We worked with young people in 2008 in Croydon and Brighton to prototype a developmental service for young people. In 2008 there were a huge number of public services targeted at young people and yet data published by the United Nations showed that wellbeing outcomes for young people in Britain were the worst in the Western world.

During the course of the year we worked with 200 of young people aged between 12 and 24, and their families. We spent time in formal settings, on park benches and in homes. We also reviewed the international evidence based literature on what does make a difference in young people’s lives.

We asked: what is a good adolescence and how can we support young people to thrive in 21st century Britain?

We used our transformation design process to meet young people on their own ground: in youth centres, on shopping centre benches and hanging out on their estates. Key insights include:

Youth services are structured around managing risk (pregnancy, drugs, other young people and so on) but we learnt that it is far from obvious who is actually at risk, limiting the impact of targeted services.

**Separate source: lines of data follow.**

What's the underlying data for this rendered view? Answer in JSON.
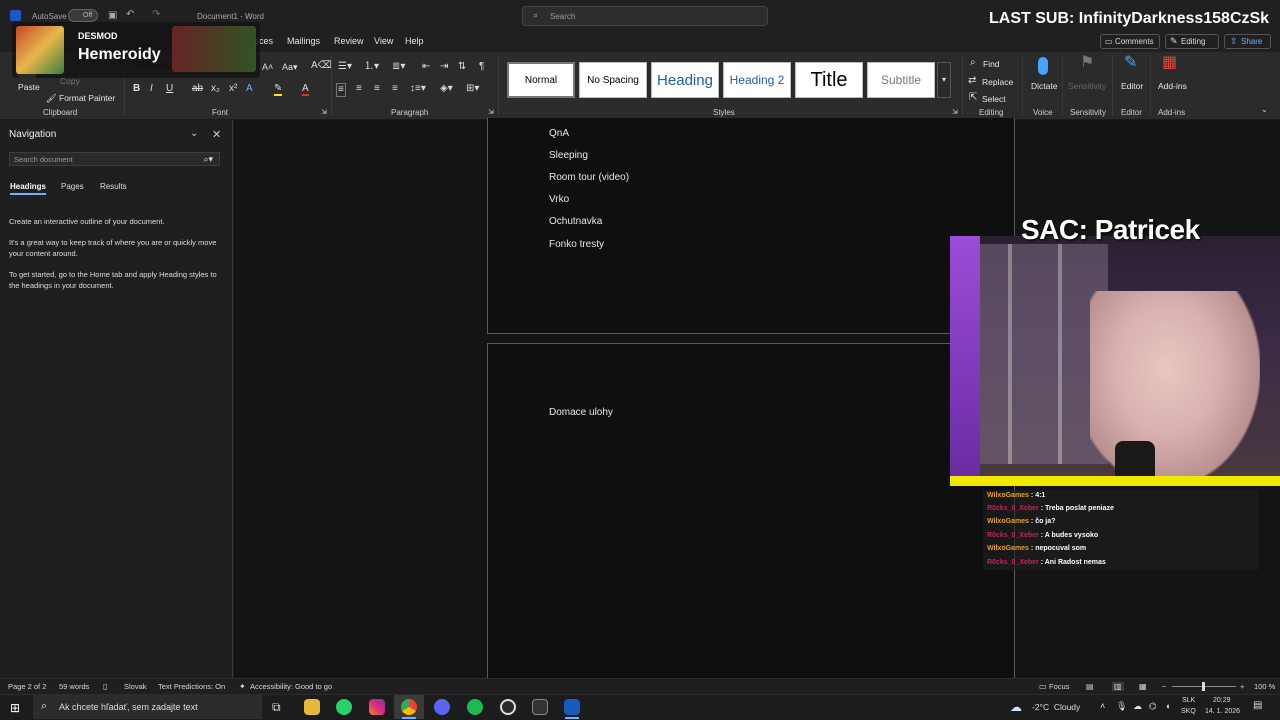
{
  "titlebar": {
    "autosave_label": "AutoSave",
    "autosave_state": "Off",
    "document_title": "Document1 - Word",
    "search_placeholder": "Search"
  },
  "overlay": {
    "badge_small": "DESMOD",
    "badge_big": "Hemeroidy",
    "last_sub": "LAST SUB: InfinityDarkness158CzSk",
    "sac_title": "SAC: Patricek"
  },
  "menu": {
    "tabs": [
      "nces",
      "Mailings",
      "Review",
      "View",
      "Help"
    ],
    "comments": "Comments",
    "editing": "Editing",
    "share": "Share"
  },
  "ribbon": {
    "paste": "Paste",
    "copy": "Copy",
    "format_painter": "Format Painter",
    "groups": [
      "Clipboard",
      "Font",
      "Paragraph",
      "Styles",
      "Editing",
      "Voice",
      "Sensitivity",
      "Editor",
      "Add-ins"
    ],
    "styles": [
      "Normal",
      "No Spacing",
      "Heading",
      "Heading 2",
      "Title",
      "Subtitle"
    ],
    "find": "Find",
    "replace": "Replace",
    "select": "Select",
    "dictate": "Dictate",
    "sensitivity": "Sensitivity",
    "editor": "Editor",
    "addins": "Add-ins"
  },
  "navigation": {
    "title": "Navigation",
    "search_placeholder": "Search document",
    "tabs": [
      "Headings",
      "Pages",
      "Results"
    ],
    "para1": "Create an interactive outline of your document.",
    "para2": "It's a great way to keep track of where you are or quickly move your content around.",
    "para3": "To get started, go to the Home tab and apply Heading styles to the headings in your document."
  },
  "document": {
    "page1_lines": [
      "QnA",
      "Sleeping",
      "Room tour (video)",
      "Vrko",
      "Ochutnavka",
      "Fonko tresty"
    ],
    "page2_lines": [
      "Domace ulohy"
    ]
  },
  "chat": [
    {
      "user": "WilxoGames",
      "msg": "4:1",
      "color": "#e8a21a"
    },
    {
      "user": "R0cks_0_Xeber",
      "msg": "Treba poslat peniaze",
      "color": "#c0245a"
    },
    {
      "user": "WilxoGames",
      "msg": "čo ja?",
      "color": "#e8a21a"
    },
    {
      "user": "R0cks_0_Xeber",
      "msg": "A budes vysoko",
      "color": "#c0245a"
    },
    {
      "user": "WilxoGames",
      "msg": "nepocuval som",
      "color": "#e8a21a"
    },
    {
      "user": "R0cks_0_Xeber",
      "msg": "Ani Radost nemas",
      "color": "#c0245a"
    }
  ],
  "statusbar": {
    "page": "Page 2 of 2",
    "words": "59 words",
    "language": "Slovak",
    "predictions": "Text Predictions: On",
    "accessibility": "Accessibility: Good to go",
    "focus": "Focus",
    "zoom": "100 %"
  },
  "taskbar": {
    "search_placeholder": "Ak chcete hľadať, sem zadajte text",
    "weather": "-2°C  Cloudy",
    "lang_top": "SLK",
    "lang_bottom": "SKQ",
    "time": "20:29",
    "date": "14. 1. 2026"
  }
}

We were struck by how little feedback young people receive whether at work, play or in school. They know when they are doing something wrong or when they get a good exam grade, but underlying strengths such as critical thinking or collaboration are rarely noted and reinforced.

Most of the young people we met – even those growing up in very difficult circumstances were not “stuck” rather they were idling, without a sense of direction or support. Most services mirrored this inertia, providing young people with a place to hide rather than a platform for development.

Lack of connections
Most young people had a narrow set of friends and relationships and most strikingly had few inter-generational connections: a problem that is reinforced by youth only services, despite the enormous literature that points to the importance of inter-generational relationships for young people.

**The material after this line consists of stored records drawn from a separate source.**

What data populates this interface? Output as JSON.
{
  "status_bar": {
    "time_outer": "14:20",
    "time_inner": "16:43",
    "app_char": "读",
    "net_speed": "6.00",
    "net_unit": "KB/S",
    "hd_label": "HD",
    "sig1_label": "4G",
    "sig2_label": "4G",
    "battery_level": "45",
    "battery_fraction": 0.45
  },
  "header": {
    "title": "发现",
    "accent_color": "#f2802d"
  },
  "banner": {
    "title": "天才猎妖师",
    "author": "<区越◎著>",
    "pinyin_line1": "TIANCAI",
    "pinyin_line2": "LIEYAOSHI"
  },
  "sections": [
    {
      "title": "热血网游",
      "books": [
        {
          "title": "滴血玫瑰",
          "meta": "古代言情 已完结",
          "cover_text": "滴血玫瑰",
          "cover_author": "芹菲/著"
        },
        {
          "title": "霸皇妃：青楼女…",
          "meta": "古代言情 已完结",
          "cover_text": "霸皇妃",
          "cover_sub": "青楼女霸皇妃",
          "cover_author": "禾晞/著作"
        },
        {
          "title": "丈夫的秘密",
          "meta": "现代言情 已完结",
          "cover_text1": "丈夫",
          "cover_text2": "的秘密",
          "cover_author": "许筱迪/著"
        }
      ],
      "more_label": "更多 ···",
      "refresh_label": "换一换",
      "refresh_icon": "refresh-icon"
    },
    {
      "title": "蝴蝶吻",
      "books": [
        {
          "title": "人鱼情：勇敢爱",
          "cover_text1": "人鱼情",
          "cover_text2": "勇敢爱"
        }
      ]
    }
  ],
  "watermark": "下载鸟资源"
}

We concluded that most services however well meaning were part of the problem, breaking the links between generations and within communities that might actually encourage people to thrive. What was needed was not services or interventions but young people knitted back into their community.

We designed a service - Loops - that connected young people back into their community, providing support and structured opportunities to develop participants’ interests and skills and through this their relationships.

Loops offered young people:

  • a wide range of in-community experiences (writing film scripts, pet rescue, front of house work experience, making smoothies…)
  • a Reflector – a community member with whom to reflect on and internalise what had been learnt, in an informal but structured peer setting
  • a “Self Shape” – a capabilities tool that could be used by young people to track progress and set their next goal or activity
  • an ever widening circle of high support high challenge relationships

Young people could then repeat the loop, in a further developmental circle.

Loops – our new service – was not really a service at all in the traditional sense. It was a process of community development in which young people had an active stake. We designed a web based technology platform that allowed a small team to co-ordinate the opportunities and reflection sessions. A set of simple tools was designed to stimulate the choice of activity and guide the reflection.

Over 3 months in the summer of 2008 we ran a prototype Loops service for 200 young people, with strong outcomes.

Loops is the only Participle project which did not move beyond the prototyping phase into implementation. Perhaps it was too challenging on too many levels. Whilst the vision of the community as the new youth centre was supported and endorsed by our partners and the business case we developed was compelling in terms of potential savings, the depth of change we were proposing at the front line was too great a leap.

Loops implies a profound re-organisation and move away from statutory provision towards an eco-system of local sub units supported by technology, community generated opportunities and volunteer reflectors.

Loops was hindered by short run times. Although others since have wanted to adopt Loops, with no core team the close of the project mean the dismantling of every aspect of the work. Core learning did however influence the design of Backr in particular.